“In every case, the geography of anger is not a simple map of action and reaction, minoritization and resistance, nested hierarchies of space and site, neat sequences of cause and effect. Rather, these geographies are the spatial outcome of complex interactions between faraway events and proximate fears, between old histories and new provocations, between rewritten borders and unwritten orders” (100).
-Arjun Appadurai, Fear of Small Numbers: An Essay on the Geography of Anger
Since the subject of this issue of Politics and Culture is food and the continuing struggle by the dispossessed and disenfranchised to manage their own food, the diversely disciplined contributors to this issue have necessarily persuaded themselves that it is important, now, to intervene in what Walter Benjamin called the “fight for the crude and material things without which no refined and spiritual things could exist” (Benjamin 254). Demanding food sovereignty means taking food seriously as a question of justice, survival and sustainability, and of how to imagine radically democratic registers of political and economic participation. It also means thinking about food in terms of the pedagogical. As Julie Guthman notes in her interview in this issue, food is becoming an increasingly important object of study among the privileged class of educators and intellectuals who, Guthman insists, bear the responsibility to “reflect on potential levers of transformation” rather than gorging on the capital which accompanies the rhetoric of prescribing what to eat.

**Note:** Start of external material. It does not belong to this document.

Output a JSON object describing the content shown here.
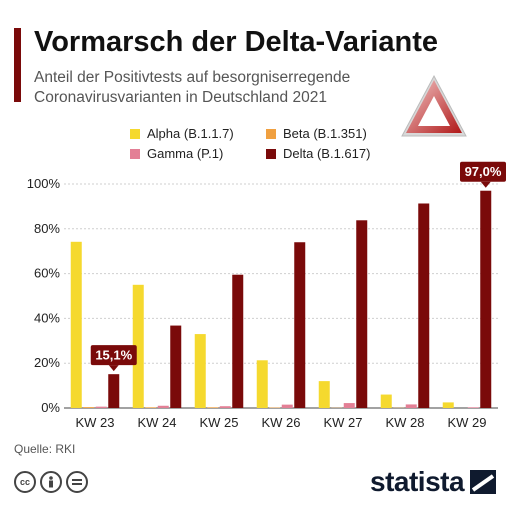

The privatization of social concern that has driven neoliberal cultural politics at the “end of history”, or what Giorgio Agamben terms the “lasting eclipse of the political” (Agamben 121), has left a social and cultural vacuum in which the collective agency required to build living alternatives to contemporary global gastropolitics is left gasping for air. Filling this vacuum are, on the one hand, radical movements like Via Campesina that assert the “right to have rights,” or the right to “act together concerning things that are of equal concern to each,” (Arendt 296) in relation to the vital labour of growing and raising food. On the other are notions of consumer sovereignty which offer what we might call an “informational” model of imagining the subjectivity of the consumer: if consumers are informed adequately and accurately about the sublimely large networks of neoliberalized and protectionist profit and supply that constitute the global food system, if they are educated in the exploitative conditions of food production (as well as revolutionary efforts to undo these conditions), they might adjust their consumption habits and, in so doing, effectively join in the “crude” struggles whose absence stunts the growth of “refined and spiritual things.”